Gunn began as a landscape painter and traveled widely, exhibiting Paintings of Rome etc at the Fine Art Society in 1929.[7] During the 1920s, he increasingly concentrated on portrait painting and after 1929 he devoted himself exclusively to portraits.[8] In November 1939, Gunn offered his services to the War Artists’ Advisory Committee and subsequently received three portrait commissions from them.[9]
During WWII he lived with his family in Carsethorn, a seaside village on the Solway in Kirkcudbrightshire.[10]

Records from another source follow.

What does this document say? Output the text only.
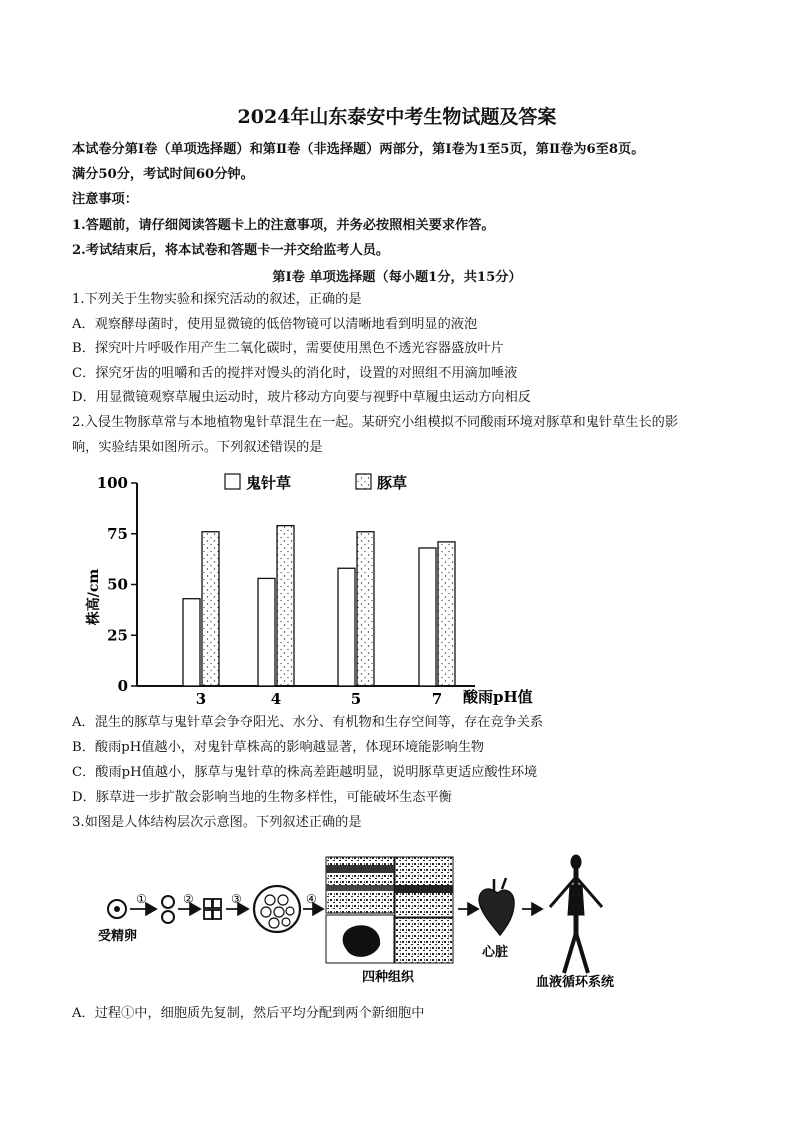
2024年山东泰安中考生物试题及答案
本试卷分第Ⅰ卷（单项选择题）和第Ⅱ卷（非选择题）两部分，第Ⅰ卷为1至5页，第Ⅱ卷为6至8页。
满分50分，考试时间60分钟。
注意事项：
1.答题前，请仔细阅读答题卡上的注意事项，并务必按照相关要求作答。
2.考试结束后，将本试卷和答题卡一并交给监考人员。
第Ⅰ卷 单项选择题（每小题1分，共15分）
1.下列关于生物实验和探究活动的叙述，正确的是
A．观察酵母菌时，使用显微镜的低倍物镜可以清晰地看到明显的液泡
B．探究叶片呼吸作用产生二氧化碳时，需要使用黑色不透光容器盛放叶片
C．探究牙齿的咀嚼和舌的搅拌对馒头的消化时，设置的对照组不用滴加唾液
D．用显微镜观察草履虫运动时，玻片移动方向要与视野中草履虫运动方向相反
2.入侵生物豚草常与本地植物鬼针草混生在一起。某研究小组模拟不同酸雨环境对豚草和鬼针草生长的影
响，实验结果如图所示。下列叙述错误的是
株高/cm
0
25
50
75
100
3	4	5	7 酸雨pH值
鬼针草	豚草
A．混生的豚草与鬼针草会争夺阳光、水分、有机物和生存空间等，存在竞争关系
B．酸雨pH值越小，对鬼针草株高的影响越显著，体现环境能影响生物
C．酸雨pH值越小，豚草与鬼针草的株高差距越明显，说明豚草更适应酸性环境
D．豚草进一步扩散会影响当地的生物多样性，可能破坏生态平衡
3.如图是人体结构层次示意图。下列叙述正确的是
受精卵
①	②	③	④
四种组织
心脏
血液循环系统
A．过程①中，细胞质先复制，然后平均分配到两个新细胞中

Gunn’s paintings are on show in a number of galleries and his 1953 portrait of Queen Elizabeth II is in the Royal Collection. His painting of the British royal family, Conversation Piece at the Royal Lodge, Windsor, was commissioned by the trustees of the National Portrait Gallery in 1950.[11] He also painted notable portraits of King George V, Agnes Catherine Maitland (now in Somerville College‘s dining hall), and also of Harold Macmillan, in his role as Chancellor of Oxford University.[3] He was elected President of the Royal Society of Portrait Painters in 1953, a post he held until his death. He was elected an associate member of the Royal Academy in 1953 and a full academician in 1961.[12] Gunn was knighted for services to painting in 1963.[13][14] An 80-page catalogue of his work which were exhibited at the Scottish National Portrait Gallery, Edinburgh from December 1994 to February 1995, was published by the National Galleries of Scotland in 1994.[15]